Ultrasound data is saved as RF data and subsequently processed offline using MATLAB. After beamforming, IQ data were generated and SVD filter was applied to enhance microbubble signals. Then, the spatio-temporal MB trajectories were reconstructed with a subpixel size of 0.002 mm and a temporal window size of 50 frames.

To track the local displacement of moving MBs in high-resolution MB trajectory images, two-dimensional PIV algorithm is employed. This algorithm utilizes cross-correlation analysis of iterative deformation window with four iterations, progressively reducing the interrogation window size from 50 pixels (0.1 mm) to 5 pixels (0.01 mm) with a 50% overlap between iterations. Window deformation and Gaussian sub-pixel estimator are employed to enhance the accuracy of displacement estimation.

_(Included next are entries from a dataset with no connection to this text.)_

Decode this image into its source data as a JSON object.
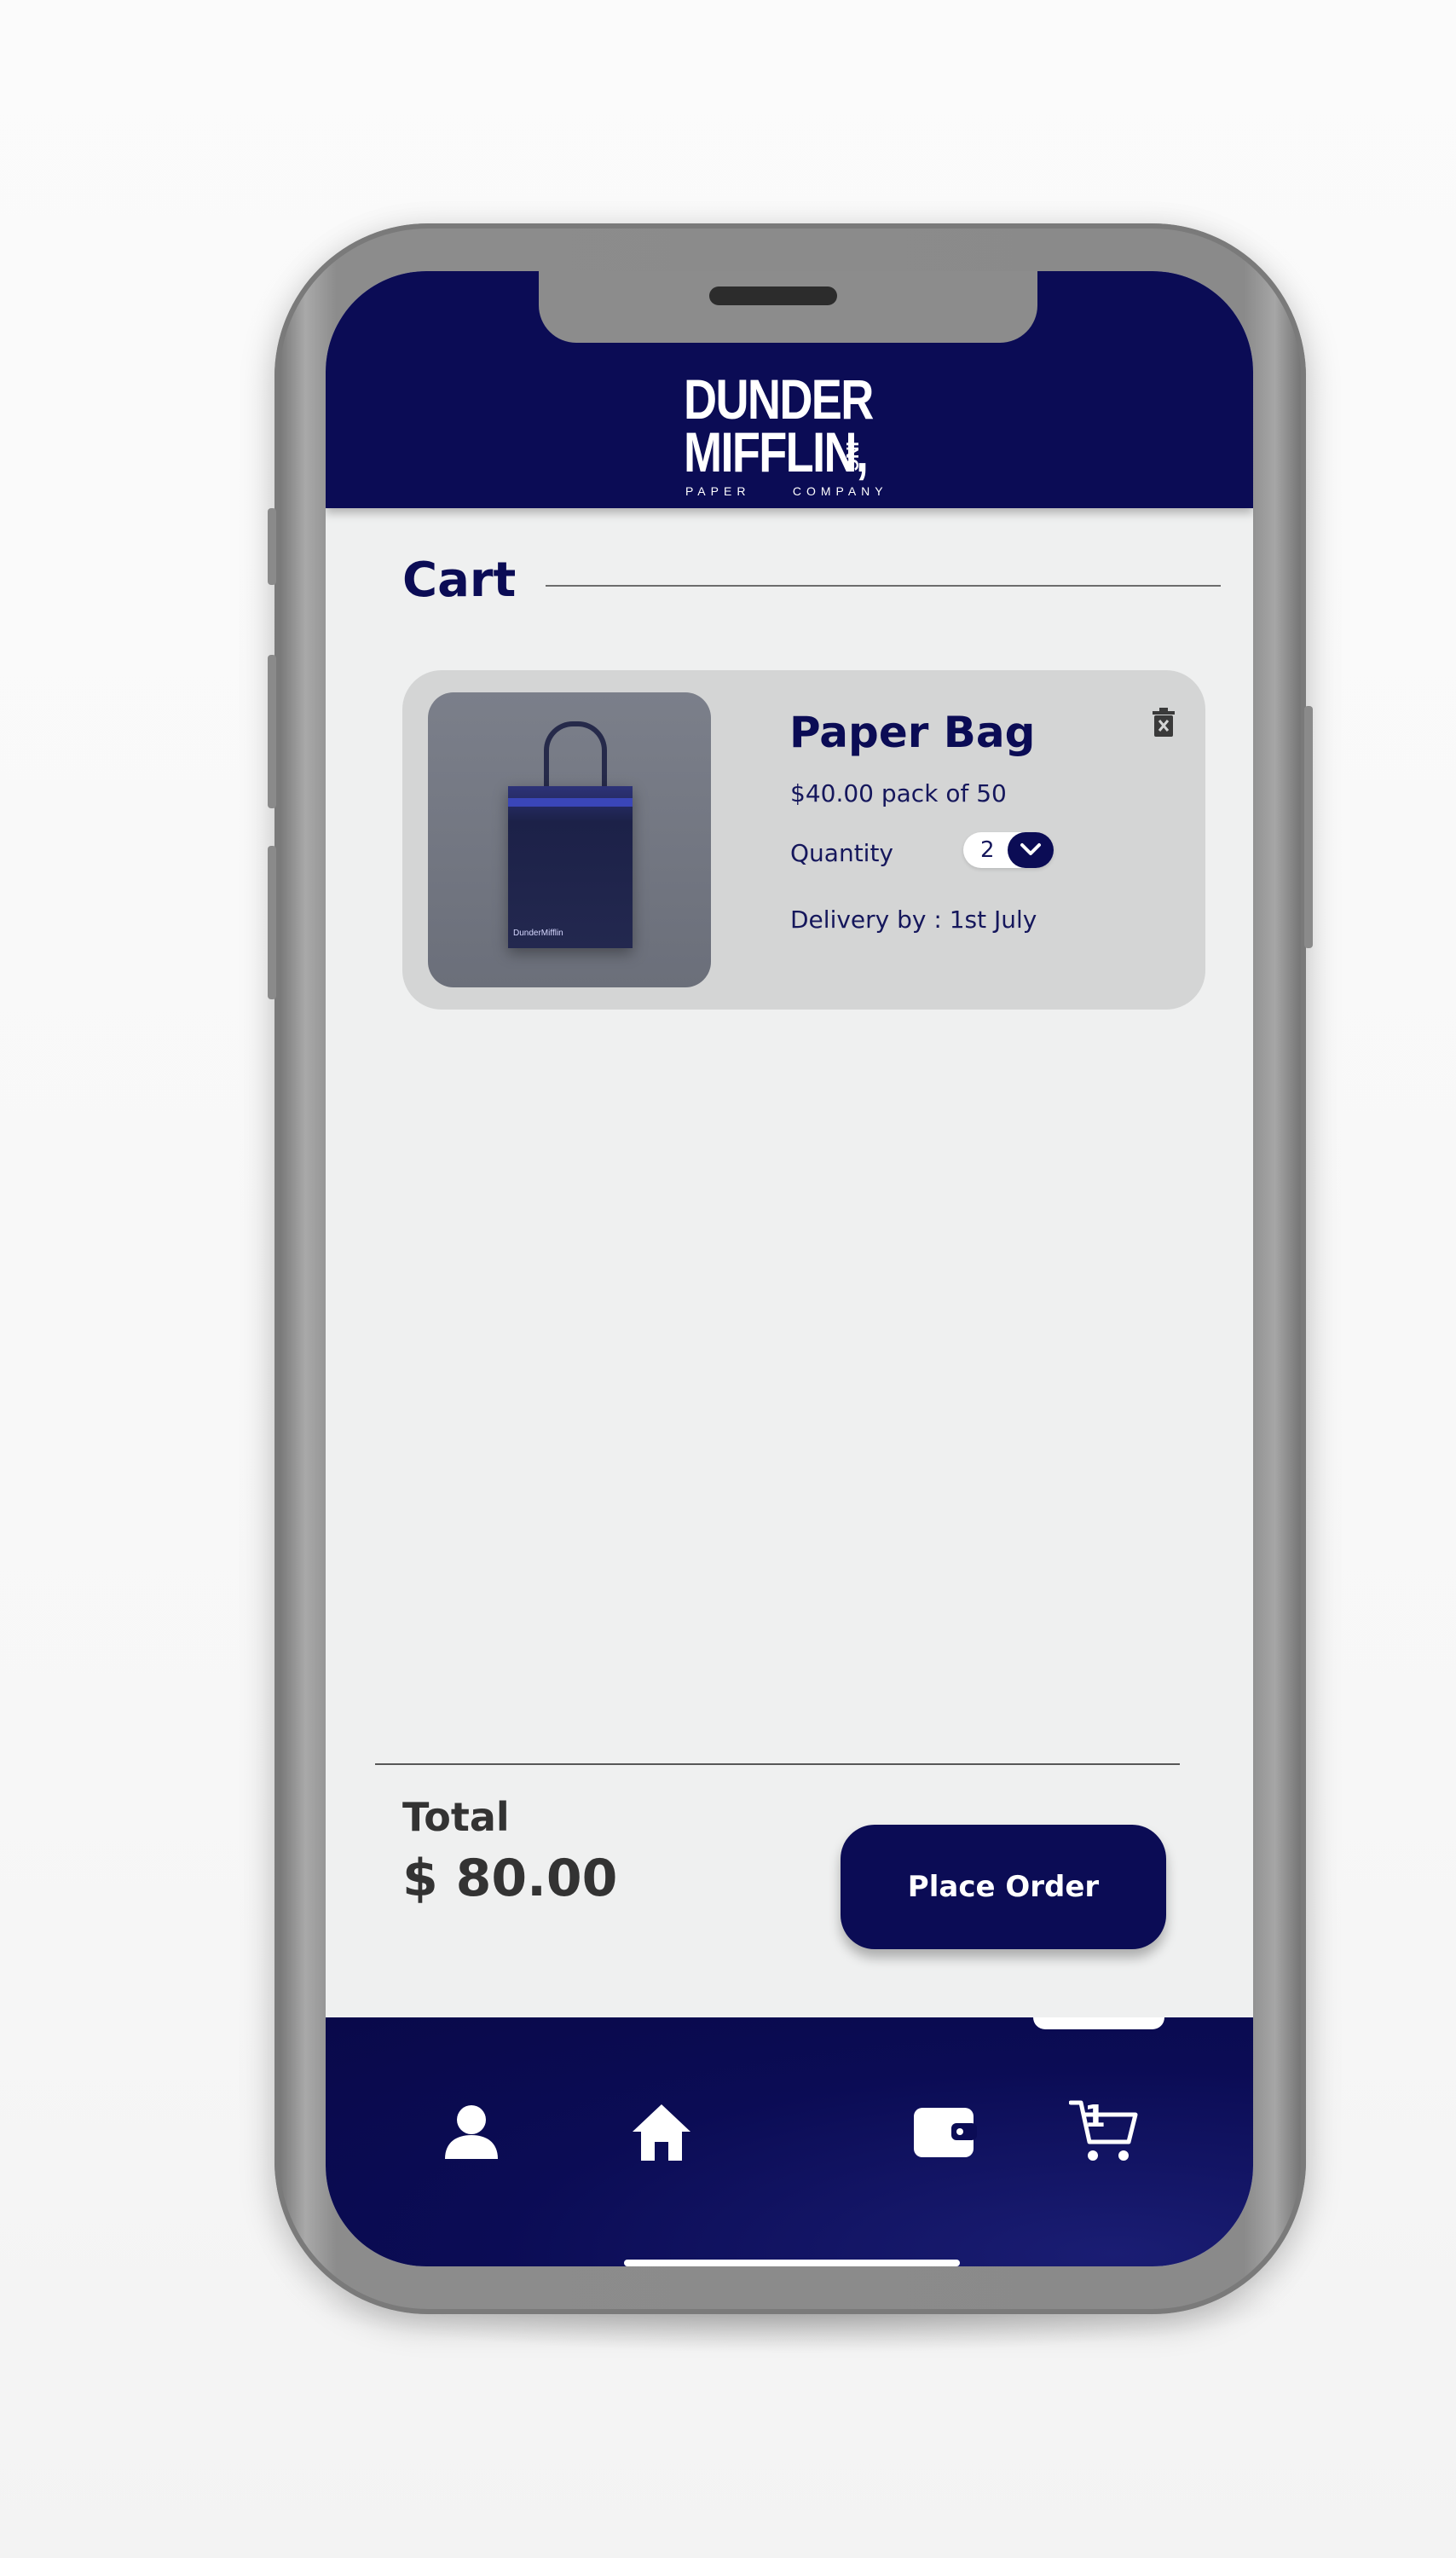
{
  "app": {
    "brand_line1": "DUNDER",
    "brand_line2": "MIFFLIN,",
    "brand_suffix": "INC",
    "brand_tagline": "PAPER     COMPANY"
  },
  "page": {
    "title": "Cart"
  },
  "cart_item": {
    "name": "Paper Bag",
    "price": "$40.00 pack of 50",
    "quantity_label": "Quantity",
    "quantity_value": "2",
    "delivery": "Delivery  by : 1st July",
    "image_label": "DunderMifflin"
  },
  "summary": {
    "total_label": "Total",
    "total_value": "$ 80.00",
    "place_order_label": "Place Order"
  },
  "nav": {
    "items": [
      {
        "icon": "user-icon"
      },
      {
        "icon": "home-icon"
      },
      {
        "icon": "wallet-icon"
      },
      {
        "icon": "cart-icon",
        "badge": "1"
      }
    ],
    "active": "cart"
  },
  "colors": {
    "brand_navy": "#0b0c55",
    "screen_bg": "#eff0f0",
    "card_bg": "#d4d5d5",
    "text_dark": "#333333"
  }
}
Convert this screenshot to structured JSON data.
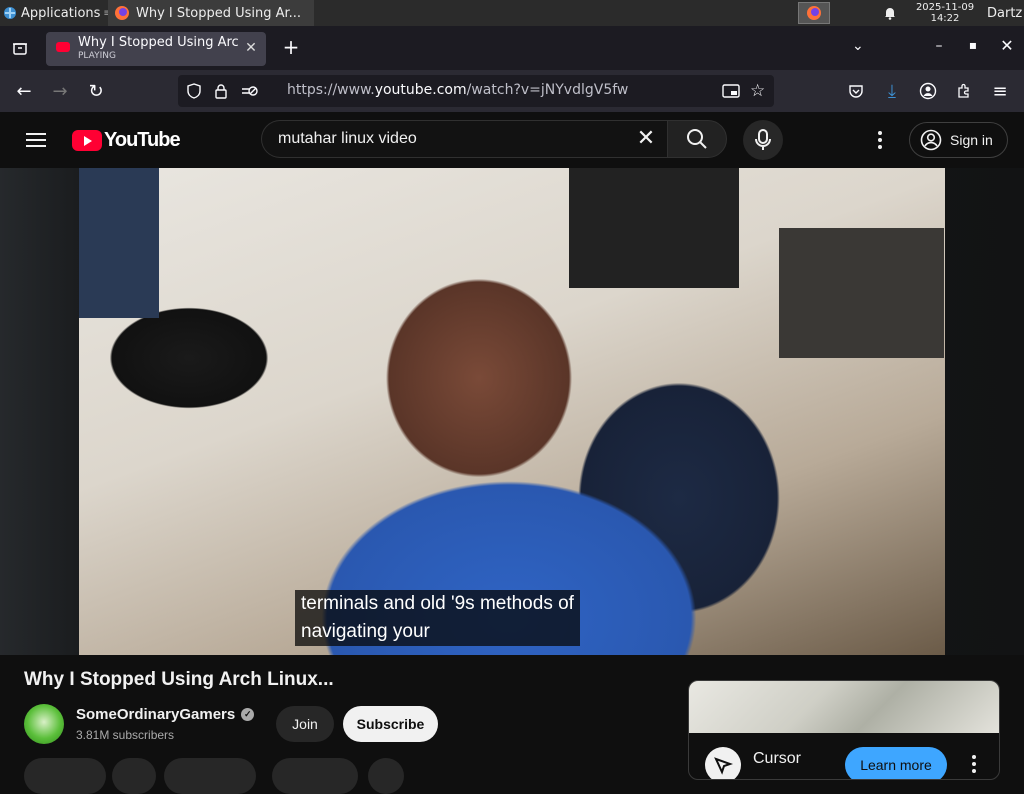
{
  "taskbar": {
    "apps_label": "Applications",
    "window_title": "Why I Stopped Using Ar...",
    "clock_date": "2025-11-09",
    "clock_time": "14:22",
    "user": "Dartz"
  },
  "browser": {
    "tab_title": "Why I Stopped Using Arch",
    "tab_status": "PLAYING",
    "url_prefix": "https://www.",
    "url_domain": "youtube.com",
    "url_path": "/watch?v=jNYvdlgV5fw"
  },
  "youtube": {
    "logo_text": "YouTube",
    "search_value": "mutahar linux video",
    "sign_in": "Sign in"
  },
  "video": {
    "caption_line1": "terminals and old '9s methods of",
    "caption_line2": "navigating your",
    "title": "Why I Stopped Using Arch Linux...",
    "channel_name": "SomeOrdinaryGamers",
    "subscribers": "3.81M subscribers",
    "join_label": "Join",
    "subscribe_label": "Subscribe"
  },
  "ad": {
    "name": "Cursor",
    "cta": "Learn more"
  },
  "colors": {
    "youtube_red": "#ff0033",
    "background": "#0f0f0f",
    "cta_blue": "#3ea6ff"
  }
}
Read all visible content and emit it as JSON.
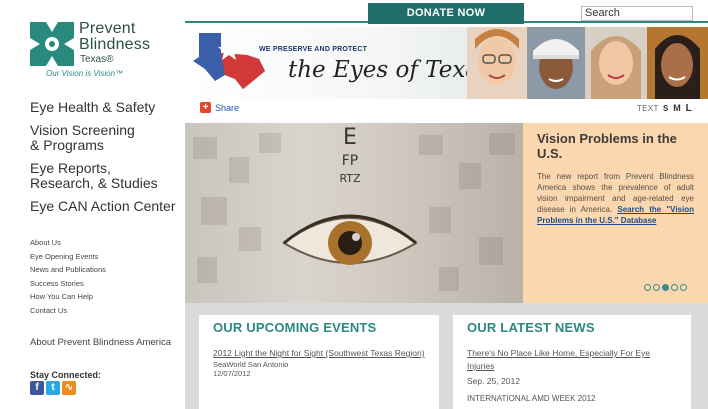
{
  "header": {
    "donate_label": "DONATE NOW",
    "search_placeholder": "Search"
  },
  "logo": {
    "line1": "Prevent",
    "line2": "Blindness",
    "line3": "Texas®",
    "tagline": "Our Vision is Vision™"
  },
  "banner": {
    "preserve_text": "WE PRESERVE AND PROTECT",
    "headline": "the Eyes of Texas"
  },
  "share_label": "Share",
  "text_size": {
    "label": "TEXT",
    "options": [
      "S",
      "M",
      "L"
    ]
  },
  "sidebar": {
    "main": [
      {
        "label": "Eye Health & Safety"
      },
      {
        "label": "Vision Screening\n& Programs"
      },
      {
        "label": "Eye Reports,\nResearch, & Studies"
      },
      {
        "label": "Eye CAN Action Center"
      }
    ],
    "sub": [
      {
        "label": "About Us"
      },
      {
        "label": "Eye Opening Events"
      },
      {
        "label": "News and Publications"
      },
      {
        "label": "Success Stories"
      },
      {
        "label": "How You Can Help"
      },
      {
        "label": "Contact Us"
      }
    ],
    "about_pba": "About Prevent Blindness America",
    "stay_connected": "Stay Connected:"
  },
  "hero": {
    "chart_rows": [
      "E",
      "FP",
      "RTZ"
    ],
    "title": "Vision Problems in the U.S.",
    "body": "The new report from Prevent Blindness America shows the prevalence of adult vision impairment and age-related eye disease in America.",
    "link_text": "Search the \"Vision Problems in the U.S.\" Database"
  },
  "events": {
    "title": "OUR UPCOMING EVENTS",
    "item_title": "2012 Light the Night for Sight (Southwest Texas Region)",
    "item_venue": "SeaWorld San Antonio",
    "item_date": "12/07/2012"
  },
  "news": {
    "title": "OUR LATEST NEWS",
    "item_title": "There's No Place Like Home, Especially For Eye Injuries",
    "item_date": "Sep. 25, 2012",
    "next_item": "INTERNATIONAL AMD WEEK 2012"
  },
  "colors": {
    "accent_teal": "#2b8a80",
    "donate_bg": "#1f6e6a",
    "caption_bg": "#fbd7b0"
  }
}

Referring to previous study37,68,69, we measured the spatial resolution at the corresponding imaging frequency. Specifically, we sampled 10 independent MB PSFs and calculated the axial and lateral full width at half maximum (FWHM), resulting in values of 143 ± 6 μm and 173 ± 27 μm, respectively.

Reporting summary

Further information on research design is available in the Nature Portfolio Reporting Summary linked to this article.